I knew feed would be a large cost for dairy farmers but I did not know it was of this magnitude.

If you too are curious, take a look.  Next time you hear the price of milk has increased (or decreased) the primary reason might be the cost of this vital input.  Cows gotta eat!

The data are for the whole US dairy industry and this graphic includes only the "operating costs". These would be considered "Variable Costs (VC's)" for the purposes of Microeconomics.  Using Excel, I took the average for each year (costs were listed by month in the spreadsheet).

The bottom line for what what I wanted to look at is in RED. 

"CWT"= 100 pounds of milk.

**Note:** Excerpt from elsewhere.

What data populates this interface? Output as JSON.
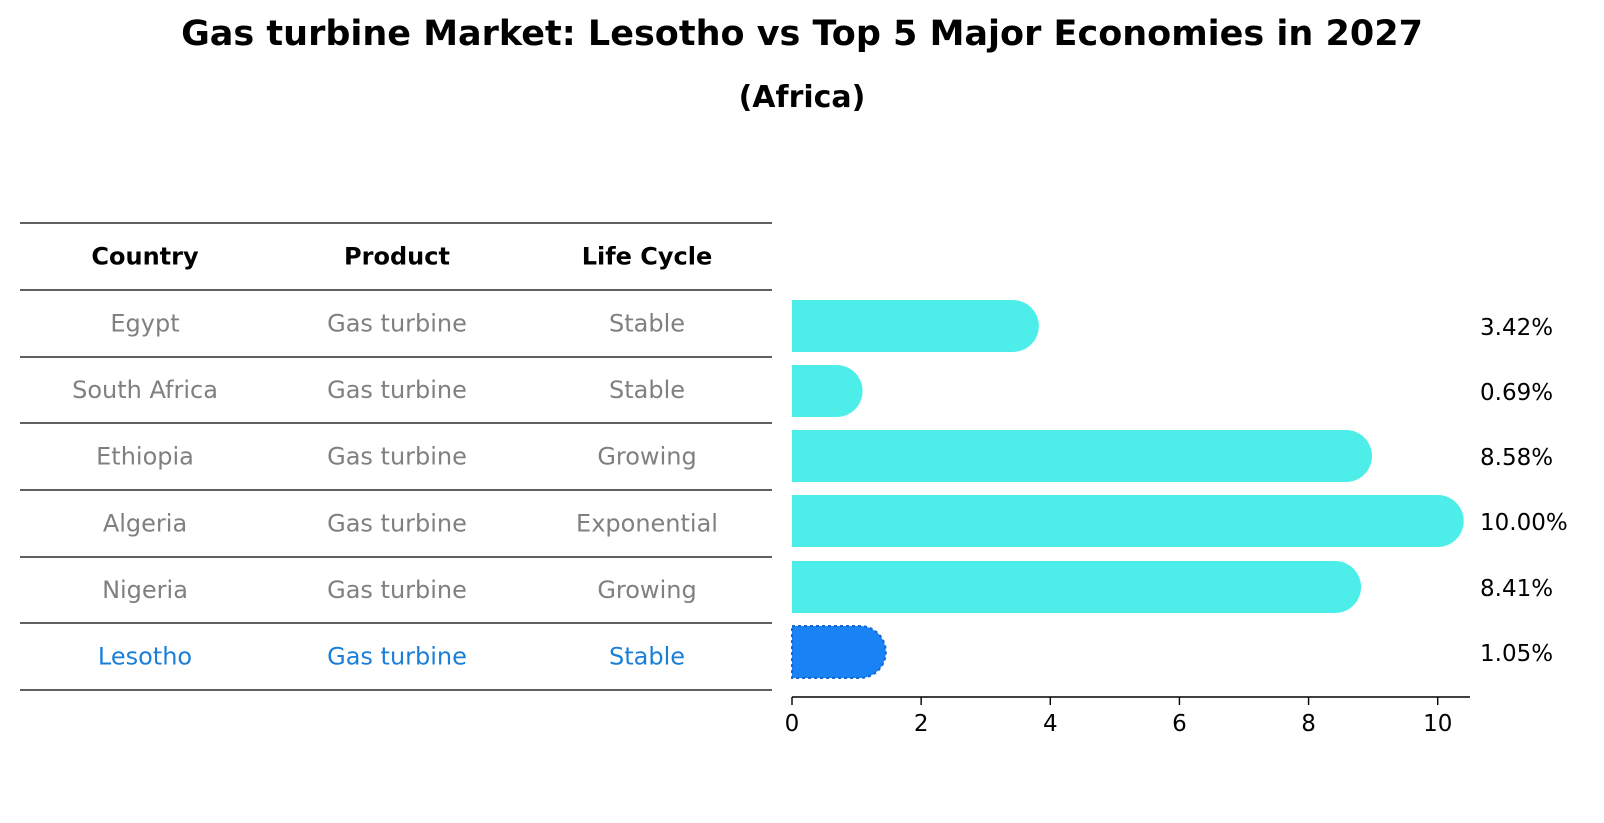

Total Operating Costs for 2014 were $16.42.  Divide this by 100 and you get the per pound cost of producing milk---$.13 (13 cents).

There are about 8.6 pounds in a gallon of milk.

So, total operating costs (but not ALL costs) for the dairy farmer to produce a gallon of milk are $1.12. Remember that the next time you are at the grocery store!

Feed costs are the obvious out-sized individual cost of producing milk---pretty close to 80% of operating costs.

Feed costs increased 27%**  from 2010 through 2014 and all other operating costs have increased by 6.7%.

**Note:  feed costs in 2014 were, in percent terms, lower than in 2012 and 2013 so the average increase is likely larger---I did not calculate it.